Wednesday, 16 September 2015

ISIR Conference in New Mexico 18-20 September


It is not too late to jump on a jet plane and head for Albuquerque, where the charming 1939 Hotel Andaluz will host the world’s intelligence researchers for 3 intense days of conferencing starting this very Friday. Will delegates succeed in getting themselves to the conference in time, a process I find pretty demanding? Will my choice of anti-mosquito shirt, short blue trousers and hiking sandals make a favourable impression? Will passers-by note the highly intelligent features of the delegates, or will they simply shrink back to avoid the pack of psychometricians traipsing through the brightly decorated corridors chatting amiably about correlated vectors and bumping into the furniture?

Perhaps celebrity watchers will cluster round Stephen Pinker, who will be talking about intelligence research and the craft of writing. Robert Plomin will be interviewed about his distinguished career, and in a separate talk will give the first results from the study of the genetics of genius. There will be talks by Roberto Colom, Rosalind Arden, Wendy Johnson, Heiner Rindermann, Helmuth Nyborg, Michael Woodley, Sophie von Stumm, Timothy Bates, Stuart Ritchie, Jelte Wicherts, Thomas Coyle and other luminaries. As “My Fair Lady” has it, “everyone who should be here is here” including most if not all of the stars I have celebrated at Psychological Comments. If a visitor could manage to get 5 minutes with each speaker they would know more about human intelligence than 99.9999% of the population. (That would assume that such a questioner would join the 7000 people who know a lot about intelligence. If one measures knowledge by publishing a paper on intelligence in a reputable journal then only about 1400 achieve that accolade. Of course, publishing one paper may be too generous an entry criterion. Perhaps 3 papers should be the minimum requirement. I digress, I digress, but real experts on the topic probably number less than 100 persons, and most of them will be present in New Mexico).

The weather in Albuquerque will be a sunny 30 degrees Centigrade, not that the conference delegates are likely to see any of that, starting intently in the windowless conference rooms at a glowing screen with small numbers which cannot be seen from the back of the hall.

I will keep you informed, one pearl of wisdom at a time.


  1. Albuquerque is lovely city.

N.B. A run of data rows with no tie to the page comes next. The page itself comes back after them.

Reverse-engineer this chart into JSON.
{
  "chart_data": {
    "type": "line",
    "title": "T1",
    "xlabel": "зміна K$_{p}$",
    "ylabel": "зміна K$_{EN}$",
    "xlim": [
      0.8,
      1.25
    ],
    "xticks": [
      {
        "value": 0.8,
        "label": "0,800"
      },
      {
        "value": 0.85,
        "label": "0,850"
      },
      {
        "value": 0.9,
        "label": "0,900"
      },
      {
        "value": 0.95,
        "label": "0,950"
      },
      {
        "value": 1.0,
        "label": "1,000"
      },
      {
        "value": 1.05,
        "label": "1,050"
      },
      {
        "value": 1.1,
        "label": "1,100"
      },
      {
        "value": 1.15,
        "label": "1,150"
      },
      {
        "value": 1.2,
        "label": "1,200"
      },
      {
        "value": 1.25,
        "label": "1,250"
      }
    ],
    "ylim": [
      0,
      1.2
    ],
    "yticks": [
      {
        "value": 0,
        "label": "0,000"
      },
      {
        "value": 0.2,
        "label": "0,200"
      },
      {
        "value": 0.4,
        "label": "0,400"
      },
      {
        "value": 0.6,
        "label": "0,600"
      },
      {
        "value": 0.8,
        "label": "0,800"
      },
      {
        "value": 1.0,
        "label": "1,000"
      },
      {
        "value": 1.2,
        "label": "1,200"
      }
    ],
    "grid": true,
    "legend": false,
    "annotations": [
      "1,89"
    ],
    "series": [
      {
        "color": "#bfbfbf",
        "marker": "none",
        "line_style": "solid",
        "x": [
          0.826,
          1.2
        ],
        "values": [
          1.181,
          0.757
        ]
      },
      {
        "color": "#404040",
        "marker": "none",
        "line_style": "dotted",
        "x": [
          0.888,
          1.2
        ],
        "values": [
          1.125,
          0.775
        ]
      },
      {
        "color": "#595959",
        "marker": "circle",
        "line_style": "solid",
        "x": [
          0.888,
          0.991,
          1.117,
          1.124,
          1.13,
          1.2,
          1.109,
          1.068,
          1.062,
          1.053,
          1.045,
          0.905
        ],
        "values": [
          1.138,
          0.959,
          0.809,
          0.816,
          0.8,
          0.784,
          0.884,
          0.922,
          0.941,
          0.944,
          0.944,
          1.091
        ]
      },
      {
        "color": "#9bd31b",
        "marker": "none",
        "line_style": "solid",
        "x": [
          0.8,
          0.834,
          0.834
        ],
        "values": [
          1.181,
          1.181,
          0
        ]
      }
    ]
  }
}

Enjoy the views of the Sandias in the morning and the Rio Grande flowing through the city. If you have the time, I suggest taking the Tram to the top of the Sandia mountain (or enjoy a nice 7 hour hike to the summit on the La Luz trail), and take in the spectacular view of the city, a true oasis in the desert.

  2. It's such a stroke of luck that the society wasn't named International Society for Intelligence Studies ;)

    But, seriously, lots of interesting abstracts there. For example, James Lee reports on 86 genome-wide significant GWAS hits on educational attainment and IQ.

  3. "a glowing screen with small numbers which cannot be seen from the back of the hall": and this is a conference about intelligence?

  4. I would make the trip down to Albuquerque but unfortunately I am neither a student/faculty member nor for that do I really have $600 in casual spending money. :)

  5. Incidentally are you and/or Rindermann plannig to do a repeat of that survey of psychometricians you once carried out? These expert polls can be very useful.

    1. I think the current periodicity is 30 years, but I believe a much shorter survey every 3 to 5 years makes more sense now, given the amount of genetic work on intelligence. Rindermann will publish in due course.